Recuerda: este niño se llamaba Laureano Rodríguez Chena. Ah, yo qué sé de dónde salió el Rodríguez, pero así fue. Si querés una opinión… el apellido Chena, así solito, asustaba. Aquella época conocía cosas que nuestra época olvidó.
Las montoneras federales… Toda la dignidad americana por un momento se refugió en ellas. A pesar de las claudicaciones de algunos caudillos connotados del Litoral, la sangre guaraní del sargento Cabral seguía latiendo en ambas márgenes del Paraná. La dignidad andina reaparecía en los combatientes altoperuanos de Felipe Varela.
La Argentina fue el refugio de aquellos tigres y tigresas embravecidos que cargaron sobre sus hombros la dignidad de todos, en los malones de la resistencia.
Las montoneras obedecieron así el llamado de la Madre Tierra como lo hicieron los bravos indios del Sur, del desierto y de la Patagonia. Malones al Sur, montoneras al Norte, todos enfrentaron al genocida y miserable general Roca, brazo militar de la codicia extranjera y del peor servilismo mercantil urbano.
Los caudillos gauchos sintieron el mensaje de los ríos y comprendieron que la gaucha caballería vencería finalmente a los modernos fusiles. Aunque la Historia Oficial diga exactamente lo contrario, porque sólo sabe contar muertos entre los héroes y heroínas que viven para siempre; porque no entiende que se renace en una dulce flauta andina o en la guitarra matrera; y porque tampoco comprende que la tierra agredida se restaura y es sanada en cada galope evocado, en cada rezo de los chamanes sobrevivientes.
— Pero si yo te escucho, López Jordán.
—No sé, Laureano. A veces parece como que estás ausente aunque estés aquí. Bueno, como te decía, por aquellos tiempos el Bartolo Mitre Jaguá quiso comprarme.
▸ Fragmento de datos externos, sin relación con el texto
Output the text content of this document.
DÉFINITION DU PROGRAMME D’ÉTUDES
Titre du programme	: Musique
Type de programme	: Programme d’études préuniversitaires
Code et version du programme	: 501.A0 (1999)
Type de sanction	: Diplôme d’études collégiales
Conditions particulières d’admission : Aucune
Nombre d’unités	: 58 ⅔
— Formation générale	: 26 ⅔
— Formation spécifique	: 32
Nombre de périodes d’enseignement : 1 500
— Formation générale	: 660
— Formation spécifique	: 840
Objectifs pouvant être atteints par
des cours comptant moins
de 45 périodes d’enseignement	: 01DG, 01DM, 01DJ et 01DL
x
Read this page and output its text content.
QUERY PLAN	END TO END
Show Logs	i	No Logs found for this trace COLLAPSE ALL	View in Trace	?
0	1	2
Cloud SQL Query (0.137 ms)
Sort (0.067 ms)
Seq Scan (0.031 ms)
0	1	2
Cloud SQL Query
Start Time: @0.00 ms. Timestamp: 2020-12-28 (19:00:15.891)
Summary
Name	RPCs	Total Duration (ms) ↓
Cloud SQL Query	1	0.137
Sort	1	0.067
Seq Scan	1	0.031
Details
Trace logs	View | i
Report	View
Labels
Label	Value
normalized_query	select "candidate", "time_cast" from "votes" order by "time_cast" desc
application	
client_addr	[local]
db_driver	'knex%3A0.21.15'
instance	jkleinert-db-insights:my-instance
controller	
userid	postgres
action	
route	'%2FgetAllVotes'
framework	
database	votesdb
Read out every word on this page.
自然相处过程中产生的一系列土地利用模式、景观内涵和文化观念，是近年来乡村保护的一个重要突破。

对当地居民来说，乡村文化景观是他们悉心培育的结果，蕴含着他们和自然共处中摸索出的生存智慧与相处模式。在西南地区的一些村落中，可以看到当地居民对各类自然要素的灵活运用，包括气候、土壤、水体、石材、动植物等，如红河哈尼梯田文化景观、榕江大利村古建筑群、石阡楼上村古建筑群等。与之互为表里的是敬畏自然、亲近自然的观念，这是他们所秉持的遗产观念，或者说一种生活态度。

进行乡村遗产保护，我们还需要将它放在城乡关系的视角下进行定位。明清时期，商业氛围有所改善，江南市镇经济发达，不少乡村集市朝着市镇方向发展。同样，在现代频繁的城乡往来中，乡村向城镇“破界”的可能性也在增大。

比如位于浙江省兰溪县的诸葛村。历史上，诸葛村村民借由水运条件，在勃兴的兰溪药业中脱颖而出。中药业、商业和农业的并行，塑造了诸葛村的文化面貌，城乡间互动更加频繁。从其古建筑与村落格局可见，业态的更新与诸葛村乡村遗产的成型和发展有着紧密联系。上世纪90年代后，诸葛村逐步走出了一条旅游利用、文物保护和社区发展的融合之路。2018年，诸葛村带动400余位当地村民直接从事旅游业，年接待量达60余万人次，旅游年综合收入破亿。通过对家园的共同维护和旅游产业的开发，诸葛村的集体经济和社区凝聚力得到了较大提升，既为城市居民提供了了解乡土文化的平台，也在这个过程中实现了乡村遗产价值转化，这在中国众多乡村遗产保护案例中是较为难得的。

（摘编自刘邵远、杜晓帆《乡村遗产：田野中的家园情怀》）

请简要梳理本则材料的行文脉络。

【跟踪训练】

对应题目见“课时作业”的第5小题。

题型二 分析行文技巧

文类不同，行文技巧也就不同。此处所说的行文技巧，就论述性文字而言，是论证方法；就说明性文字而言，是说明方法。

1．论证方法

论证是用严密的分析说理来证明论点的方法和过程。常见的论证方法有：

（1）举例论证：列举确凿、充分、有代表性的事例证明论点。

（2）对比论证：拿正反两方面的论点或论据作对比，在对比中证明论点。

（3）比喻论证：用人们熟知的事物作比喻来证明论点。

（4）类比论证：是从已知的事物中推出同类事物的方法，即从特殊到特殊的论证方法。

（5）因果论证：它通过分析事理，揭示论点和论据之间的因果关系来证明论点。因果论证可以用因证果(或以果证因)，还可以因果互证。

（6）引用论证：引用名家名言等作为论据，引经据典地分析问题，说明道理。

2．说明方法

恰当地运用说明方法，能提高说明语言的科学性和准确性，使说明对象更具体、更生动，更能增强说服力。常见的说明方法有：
Me prometía mucho. ¡Demasiado me prometía si peleábamos contra los paraguayos! Y yo le dije: «Mire, don Mitre, yo estoy del otro lado. Todavía resuenan en mis oídos los cañones de Paysandú la Heroica». El hombre entendió perfectamente y no insistió más. Sólo me miró con ese chispazo diabólico que tiene en los ojos. Así es Bartolomé Mitre, el asesino y perro fiel de don Domingo Faustino Sarmiento. ¡Don Bartolo, carajo! Se dice argentino, pero no tiene un palmo de dignidad.
—Por lo menos tiene coraje. Dirigió la guerra. Los orientales no podemos decir eso de Venancio Flores; siempre se refugió tras los cañones del imperio de los cambá. Cuando Mitre se entrevistó con Francisco Solano, en los días de Humaitá, para ver si alguna paz era posible todavía, Flores tuvo la osadía de acompañar a Mitre, pero el Mariscal Paraguayo no miró siquiera al tirano oriental. Lo dejó al asesino de Paysandú con la mano tendida y le advirtió al Jefe de la Triple Alianza: «vine a hablar con usted, no con sus lacayos». Venancio Flores se alejó con la cara roja de vergüenza. Desde entonces en Corrientes le llaman General Hova Pytá.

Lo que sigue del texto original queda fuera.